Mais personne ne se présenta, chacun craignant la colère des deux déesses qui ne seraient pas choisies. Alors Hermès proposa :
« Consultons le prince Pâris, fils du roi Priam, car il est le plus beau parmi les hommes.
— Tu parles sagement, dit Zeus ; ce qu’il jugera sera bien jugé sur terre et dans l’Olympe. Prends donc la pomme de la Discorde et conduis les déesses vers Pâris. »
Un blanc nuage déposa les quatre voyageurs sur le mont Ida où Pâris jouait de la flûte en gardant ses troupeaux. Aussitôt Hermès expliqua au berger les ordres de Zeus; puis chacune des déesses à son tour s’avança :
« Regarde-moi, dit Héra d’un ton impérieux. Donne-moi le prix et je ferai de toi un roi puissant. »

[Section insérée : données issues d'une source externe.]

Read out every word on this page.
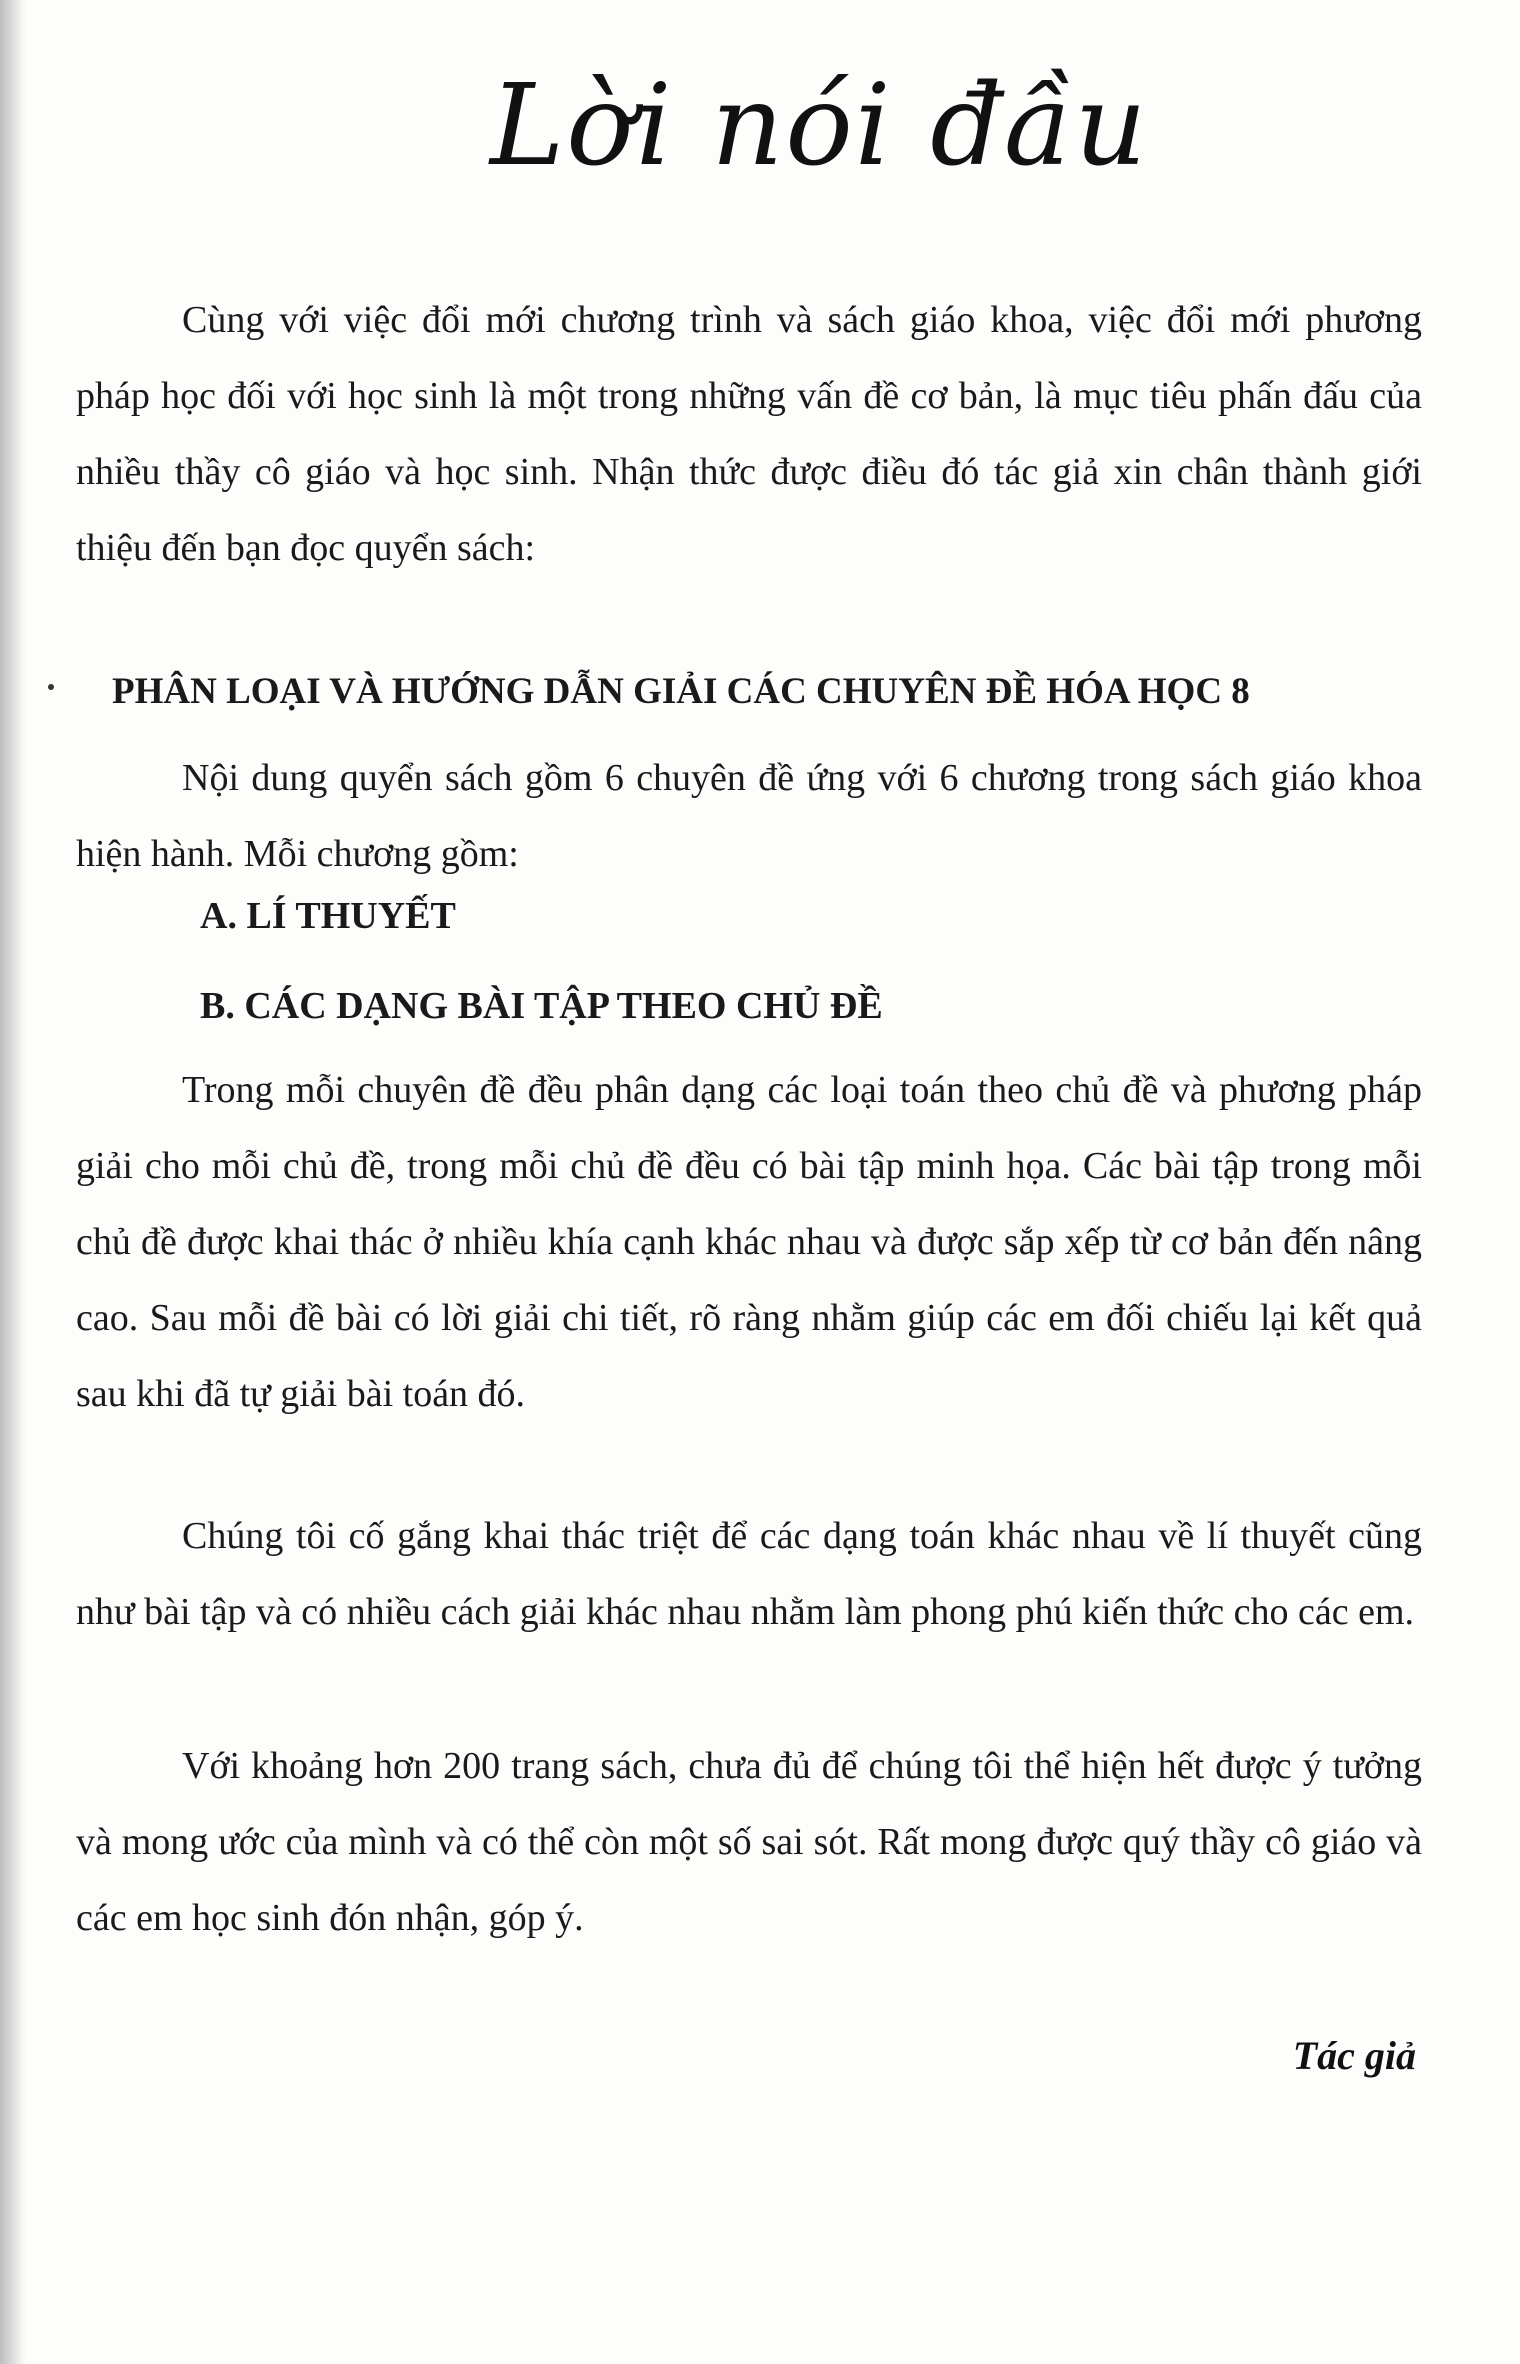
Lời nói đầu

Cùng với việc đổi mới chương trình và sách giáo khoa, việc đổi mới phương pháp học đối với học sinh là một trong những vấn đề cơ bản, là mục tiêu phấn đấu của nhiều thầy cô giáo và học sinh. Nhận thức được điều đó tác giả xin chân thành giới thiệu đến bạn đọc quyển sách:

PHÂN LOẠI VÀ HƯỚNG DẪN GIẢI CÁC CHUYÊN ĐỀ HÓA HỌC 8

Nội dung quyển sách gồm 6 chuyên đề ứng với 6 chương trong sách giáo khoa hiện hành. Mỗi chương gồm:

A. LÍ THUYẾT
B. CÁC DẠNG BÀI TẬP THEO CHỦ ĐỀ

Trong mỗi chuyên đề đều phân dạng các loại toán theo chủ đề và phương pháp giải cho mỗi chủ đề, trong mỗi chủ đề đều có bài tập minh họa. Các bài tập trong mỗi chủ đề được khai thác ở nhiều khía cạnh khác nhau và được sắp xếp từ cơ bản đến nâng cao. Sau mỗi đề bài có lời giải chi tiết, rõ ràng nhằm giúp các em đối chiếu lại kết quả sau khi đã tự giải bài toán đó.

Chúng tôi cố gắng khai thác triệt để các dạng toán khác nhau về lí thuyết cũng như bài tập và có nhiều cách giải khác nhau nhằm làm phong phú kiến thức cho các em.

Với khoảng hơn 200 trang sách, chưa đủ để chúng tôi thể hiện hết được ý tưởng và mong ước của mình và có thể còn một số sai sót. Rất mong được quý thầy cô giáo và các em học sinh đón nhận, góp ý.

Tác giả
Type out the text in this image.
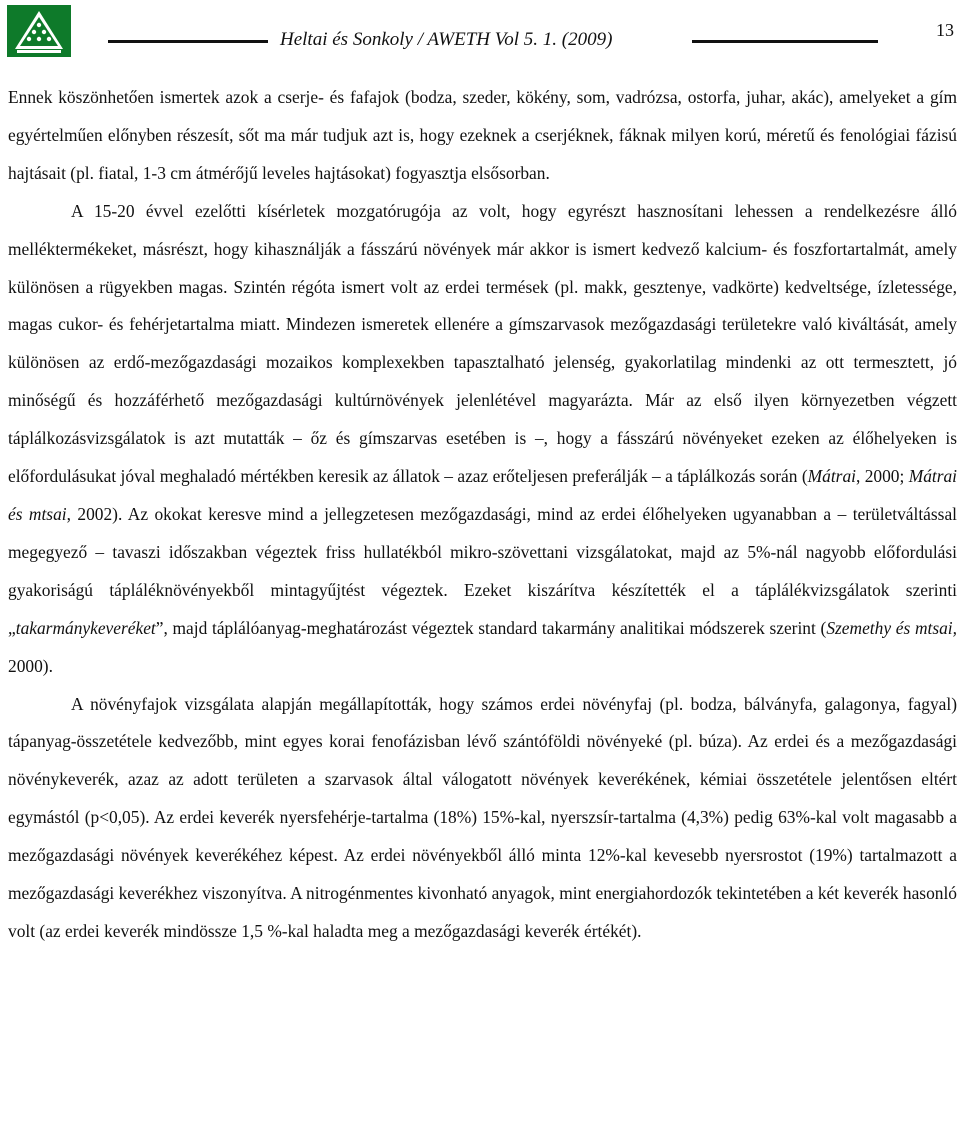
Heltai és Sonkoly / AWETH Vol 5. 1. (2009)	13

Ennek köszönhetően ismertek azok a cserje- és fafajok (bodza, szeder, kökény, som, vadrózsa, ostorfa, juhar, akác), amelyeket a gím egyértelműen előnyben részesít, sőt ma már tudjuk azt is, hogy ezeknek a cserjéknek, fáknak milyen korú, méretű és fenológiai fázisú hajtásait (pl. fiatal, 1-3 cm átmérőjű leveles hajtásokat) fogyasztja elsősorban.

A 15-20 évvel ezelőtti kísérletek mozgatórugója az volt, hogy egyrészt hasznosítani lehessen a rendelkezésre álló melléktermékeket, másrészt, hogy kihasználják a fásszárú növények már akkor is ismert kedvező kalcium- és foszfortartalmát, amely különösen a rügyekben magas. Szintén régóta ismert volt az erdei termések (pl. makk, gesztenye, vadkörte) kedveltsége, ízletessége, magas cukor- és fehérjetartalma miatt. Mindezen ismeretek ellenére a gímszarvasok mezőgazdasági területekre való kiváltását, amely különösen az erdő-mezőgazdasági mozaikos komplexekben tapasztalható jelenség, gyakorlatilag mindenki az ott termesztett, jó minőségű és hozzáférhető mezőgazdasági kultúrnövények jelenlétével magyarázta. Már az első ilyen környezetben végzett táplálkozásvizsgálatok is azt mutatták – őz és gímszarvas esetében is –, hogy a fásszárú növényeket ezeken az élőhelyeken is előfordulásukat jóval meghaladó mértékben keresik az állatok – azaz erőteljesen preferálják – a táplálkozás során (Mátrai, 2000; Mátrai és mtsai, 2002). Az okokat keresve mind a jellegzetesen mezőgazdasági, mind az erdei élőhelyeken ugyanabban a – területváltással megegyező – tavaszi időszakban végeztek friss hullatékból mikro-szövettani vizsgálatokat, majd az 5%-nál nagyobb előfordulási gyakoriságú tápláléknövényekből mintagyűjtést végeztek. Ezeket kiszárítva készítették el a táplálékvizsgálatok szerinti „takarmánykeveréket”, majd táplálóanyag-meghatározást végeztek standard takarmány analitikai módszerek szerint (Szemethy és mtsai, 2000).

A növényfajok vizsgálata alapján megállapították, hogy számos erdei növényfaj (pl. bodza, bálványfa, galagonya, fagyal) tápanyag-összetétele kedvezőbb, mint egyes korai fenofázisban lévő szántóföldi növényeké (pl. búza). Az erdei és a mezőgazdasági növénykeverék, azaz az adott területen a szarvasok által válogatott növények keverékének, kémiai összetétele jelentősen eltért egymástól (p<0,05). Az erdei keverék nyersfehérje-tartalma (18%) 15%-kal, nyerszsír-tartalma (4,3%) pedig 63%-kal volt magasabb a mezőgazdasági növények keverékéhez képest. Az erdei növényekből álló minta 12%-kal kevesebb nyersrostot (19%) tartalmazott a mezőgazdasági keverékhez viszonyítva. A nitrogénmentes kivonható anyagok, mint energiahordozók tekintetében a két keverék hasonló volt (az erdei keverék mindössze 1,5 %-kal haladta meg a mezőgazdasági keverék értékét).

Sans répondre, Pâris courba la tête, plein de respect et de crainte....
Athéna dit d’une voix fière et harmonieuse :
« L’intelligence s’ajoute à ma beauté ; donne-moi le prix et je ferai de toi un sage roi, chéri de ses peuples ».
Pâris baissa les yeux, intimidé par l’air grave de la déesse. Alors, souriante et gracieuse, Aphrodite murmura d’une voix douce : « Vois mes colliers, mes bracelets ; je suis la Reine de Beauté et je t’accorderai pour femme la princesse Hélène, belle entre toutes.»
Pâris la regarda avec ravissement, puis, se jetant à genoux, il plaça la Pomme d’or dans la main d’Aphrodite triomphante.